What if all of the devices in your life had a common interface, controlled by a single company, that picked what video content you could easily search and access online? What if that single company had its own economic reasons to support some “channels” and hide others?
Welcome to the world of Xfinity, Comcast’s brand name for its services. You’ve seen the advertising. Now here’s the big idea: If Comcast has its way, Xfinity will be Americans’ window on the world. Basically, our only window.
First, some background. In 1996, Congress passed a law directing the FCC to ensure a competitive retail marketplace for consumer devices used to access cable and satellite pay TV services. That law, Section 629 of the Telecommunications Act, hasn’t brought about the changes Congress wanted. Today, you can choose among hundreds of wireless handsets and innumerable laptops and tablets.

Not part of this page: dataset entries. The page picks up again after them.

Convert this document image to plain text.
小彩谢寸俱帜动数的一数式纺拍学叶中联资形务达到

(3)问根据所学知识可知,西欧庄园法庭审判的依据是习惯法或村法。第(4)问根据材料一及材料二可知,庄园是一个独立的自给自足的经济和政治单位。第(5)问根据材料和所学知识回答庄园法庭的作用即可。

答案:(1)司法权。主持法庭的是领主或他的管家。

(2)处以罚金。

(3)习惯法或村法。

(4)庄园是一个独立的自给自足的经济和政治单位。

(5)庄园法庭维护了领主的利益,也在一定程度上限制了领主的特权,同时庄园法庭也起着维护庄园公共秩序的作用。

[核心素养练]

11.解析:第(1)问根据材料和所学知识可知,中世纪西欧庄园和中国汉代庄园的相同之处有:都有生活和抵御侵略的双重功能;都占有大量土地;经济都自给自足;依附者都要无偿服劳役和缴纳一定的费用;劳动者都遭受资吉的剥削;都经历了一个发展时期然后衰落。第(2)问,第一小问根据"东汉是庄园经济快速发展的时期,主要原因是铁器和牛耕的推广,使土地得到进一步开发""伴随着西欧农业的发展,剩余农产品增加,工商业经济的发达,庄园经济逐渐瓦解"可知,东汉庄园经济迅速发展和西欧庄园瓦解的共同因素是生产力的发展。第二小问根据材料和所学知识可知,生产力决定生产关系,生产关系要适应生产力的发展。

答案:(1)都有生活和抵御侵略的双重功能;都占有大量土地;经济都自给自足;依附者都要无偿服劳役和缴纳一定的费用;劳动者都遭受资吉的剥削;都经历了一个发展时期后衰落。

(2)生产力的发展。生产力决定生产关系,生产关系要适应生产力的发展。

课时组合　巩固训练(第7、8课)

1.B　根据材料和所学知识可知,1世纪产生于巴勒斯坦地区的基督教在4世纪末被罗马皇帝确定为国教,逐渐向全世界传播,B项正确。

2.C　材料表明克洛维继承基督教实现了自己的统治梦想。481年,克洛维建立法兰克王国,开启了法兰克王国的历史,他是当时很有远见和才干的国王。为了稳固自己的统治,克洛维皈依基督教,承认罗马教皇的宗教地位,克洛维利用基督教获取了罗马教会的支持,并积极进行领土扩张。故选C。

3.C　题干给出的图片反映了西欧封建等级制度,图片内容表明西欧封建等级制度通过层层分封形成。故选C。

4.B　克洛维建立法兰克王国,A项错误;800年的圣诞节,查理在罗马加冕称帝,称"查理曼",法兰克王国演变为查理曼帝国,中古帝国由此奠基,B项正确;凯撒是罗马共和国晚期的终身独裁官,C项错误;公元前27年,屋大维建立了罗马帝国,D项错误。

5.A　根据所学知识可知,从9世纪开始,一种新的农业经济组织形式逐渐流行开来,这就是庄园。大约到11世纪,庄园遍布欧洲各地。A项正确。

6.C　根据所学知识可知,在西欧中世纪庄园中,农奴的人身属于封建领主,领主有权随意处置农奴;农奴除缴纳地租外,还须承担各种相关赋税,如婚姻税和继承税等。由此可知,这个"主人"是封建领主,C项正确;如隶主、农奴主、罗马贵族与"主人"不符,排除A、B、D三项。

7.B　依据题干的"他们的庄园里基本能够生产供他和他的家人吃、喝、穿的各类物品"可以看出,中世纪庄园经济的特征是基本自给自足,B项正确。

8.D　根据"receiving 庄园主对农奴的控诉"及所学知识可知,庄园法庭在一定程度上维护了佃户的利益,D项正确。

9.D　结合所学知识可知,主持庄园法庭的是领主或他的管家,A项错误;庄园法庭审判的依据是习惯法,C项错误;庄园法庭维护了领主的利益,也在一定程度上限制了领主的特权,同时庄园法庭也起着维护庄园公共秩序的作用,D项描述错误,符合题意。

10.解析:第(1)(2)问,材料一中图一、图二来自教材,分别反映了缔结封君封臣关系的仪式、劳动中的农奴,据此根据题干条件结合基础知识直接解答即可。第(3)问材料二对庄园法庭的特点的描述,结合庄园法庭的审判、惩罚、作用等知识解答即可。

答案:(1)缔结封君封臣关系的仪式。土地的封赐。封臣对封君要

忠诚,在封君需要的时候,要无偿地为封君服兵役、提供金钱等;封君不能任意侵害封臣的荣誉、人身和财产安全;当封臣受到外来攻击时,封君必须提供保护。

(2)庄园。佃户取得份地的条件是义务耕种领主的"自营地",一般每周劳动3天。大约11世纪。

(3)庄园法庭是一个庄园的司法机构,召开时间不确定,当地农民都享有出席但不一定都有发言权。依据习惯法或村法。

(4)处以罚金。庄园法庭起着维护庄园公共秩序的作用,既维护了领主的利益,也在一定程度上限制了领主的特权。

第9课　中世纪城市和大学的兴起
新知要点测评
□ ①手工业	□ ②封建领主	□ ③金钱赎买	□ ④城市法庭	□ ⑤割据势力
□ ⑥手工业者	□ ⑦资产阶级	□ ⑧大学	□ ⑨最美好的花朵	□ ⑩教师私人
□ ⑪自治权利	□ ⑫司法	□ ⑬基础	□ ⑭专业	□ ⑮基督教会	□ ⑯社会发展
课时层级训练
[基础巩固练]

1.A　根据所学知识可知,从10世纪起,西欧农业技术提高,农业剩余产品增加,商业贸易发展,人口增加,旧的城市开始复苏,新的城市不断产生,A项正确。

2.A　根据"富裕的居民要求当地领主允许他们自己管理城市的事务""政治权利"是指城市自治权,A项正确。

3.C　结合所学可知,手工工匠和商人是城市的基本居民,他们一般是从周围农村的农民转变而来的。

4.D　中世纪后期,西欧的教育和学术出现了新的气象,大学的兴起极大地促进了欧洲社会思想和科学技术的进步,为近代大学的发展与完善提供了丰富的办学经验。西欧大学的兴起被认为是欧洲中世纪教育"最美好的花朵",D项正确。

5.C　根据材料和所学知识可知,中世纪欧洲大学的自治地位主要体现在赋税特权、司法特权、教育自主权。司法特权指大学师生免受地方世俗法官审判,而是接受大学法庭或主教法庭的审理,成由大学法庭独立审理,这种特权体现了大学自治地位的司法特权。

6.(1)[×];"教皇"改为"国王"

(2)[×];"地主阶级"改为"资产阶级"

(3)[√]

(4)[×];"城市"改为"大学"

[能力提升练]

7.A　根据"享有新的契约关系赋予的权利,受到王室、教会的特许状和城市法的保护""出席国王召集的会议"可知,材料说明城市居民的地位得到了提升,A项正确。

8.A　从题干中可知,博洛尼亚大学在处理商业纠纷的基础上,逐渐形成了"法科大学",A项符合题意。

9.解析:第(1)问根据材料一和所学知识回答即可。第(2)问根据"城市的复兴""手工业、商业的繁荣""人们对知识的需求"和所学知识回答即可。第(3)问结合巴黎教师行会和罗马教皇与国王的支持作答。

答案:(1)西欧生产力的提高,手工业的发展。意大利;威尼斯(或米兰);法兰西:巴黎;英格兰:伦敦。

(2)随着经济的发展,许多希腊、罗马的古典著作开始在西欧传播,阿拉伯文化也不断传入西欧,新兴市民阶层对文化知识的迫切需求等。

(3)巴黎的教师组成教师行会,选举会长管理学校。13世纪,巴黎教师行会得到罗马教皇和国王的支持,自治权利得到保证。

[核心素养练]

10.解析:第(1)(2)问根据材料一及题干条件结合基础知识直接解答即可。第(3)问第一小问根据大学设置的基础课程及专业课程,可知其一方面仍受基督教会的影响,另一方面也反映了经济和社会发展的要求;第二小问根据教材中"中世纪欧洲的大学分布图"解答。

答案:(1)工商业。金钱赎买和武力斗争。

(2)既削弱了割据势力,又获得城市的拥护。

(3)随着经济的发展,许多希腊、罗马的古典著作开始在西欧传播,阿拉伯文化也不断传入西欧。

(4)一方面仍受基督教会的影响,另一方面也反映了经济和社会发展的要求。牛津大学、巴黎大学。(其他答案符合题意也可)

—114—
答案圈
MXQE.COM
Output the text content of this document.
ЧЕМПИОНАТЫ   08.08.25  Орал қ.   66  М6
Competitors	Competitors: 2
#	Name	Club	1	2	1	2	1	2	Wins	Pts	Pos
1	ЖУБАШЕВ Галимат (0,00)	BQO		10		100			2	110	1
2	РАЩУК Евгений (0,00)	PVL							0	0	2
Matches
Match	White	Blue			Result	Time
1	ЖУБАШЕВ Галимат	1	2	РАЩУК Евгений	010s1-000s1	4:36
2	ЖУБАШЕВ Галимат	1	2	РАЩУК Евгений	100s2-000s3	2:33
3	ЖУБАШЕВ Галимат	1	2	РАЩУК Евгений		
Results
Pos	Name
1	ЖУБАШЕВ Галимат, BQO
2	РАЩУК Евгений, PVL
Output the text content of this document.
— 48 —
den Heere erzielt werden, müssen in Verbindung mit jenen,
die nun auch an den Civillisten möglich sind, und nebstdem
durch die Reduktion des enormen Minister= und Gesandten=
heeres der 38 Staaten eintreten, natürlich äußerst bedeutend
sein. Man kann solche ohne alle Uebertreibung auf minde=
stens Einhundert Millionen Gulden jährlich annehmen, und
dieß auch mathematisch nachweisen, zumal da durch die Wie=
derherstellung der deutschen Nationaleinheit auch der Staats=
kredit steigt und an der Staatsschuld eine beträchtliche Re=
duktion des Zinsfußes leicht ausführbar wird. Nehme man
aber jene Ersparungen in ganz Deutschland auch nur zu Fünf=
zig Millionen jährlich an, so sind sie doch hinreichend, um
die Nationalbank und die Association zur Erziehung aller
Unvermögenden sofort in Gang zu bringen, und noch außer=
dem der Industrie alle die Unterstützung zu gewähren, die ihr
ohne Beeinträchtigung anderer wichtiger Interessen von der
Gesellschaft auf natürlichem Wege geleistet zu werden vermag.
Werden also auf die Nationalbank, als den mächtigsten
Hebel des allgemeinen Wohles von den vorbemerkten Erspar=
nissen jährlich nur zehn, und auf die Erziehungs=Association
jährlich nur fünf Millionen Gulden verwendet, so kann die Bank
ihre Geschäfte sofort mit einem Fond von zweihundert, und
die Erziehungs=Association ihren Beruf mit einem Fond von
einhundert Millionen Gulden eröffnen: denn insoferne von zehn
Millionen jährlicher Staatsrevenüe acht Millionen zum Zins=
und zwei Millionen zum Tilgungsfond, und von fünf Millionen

But when it comes to the vital category of set-top boxes—that ugly metal thing that plugs into your TV and talks to the wire coming into your house—you have very little choice.
Five years ago, the Obama administration’s National Broadband Plan pointed out that Motorola and Cisco controlled more than 90% of the set-top box market and strongly recommended that the FCC finally implement Section 629. Efforts along these lines then died a quiet death inside the agency. At the end of 2014, Congress passed a law that wipes out the FCC’s old rules on this subject as of September 15, 2015.
So now there’s a tick-tock to this story: it’s time for the Commission to get something workable in place.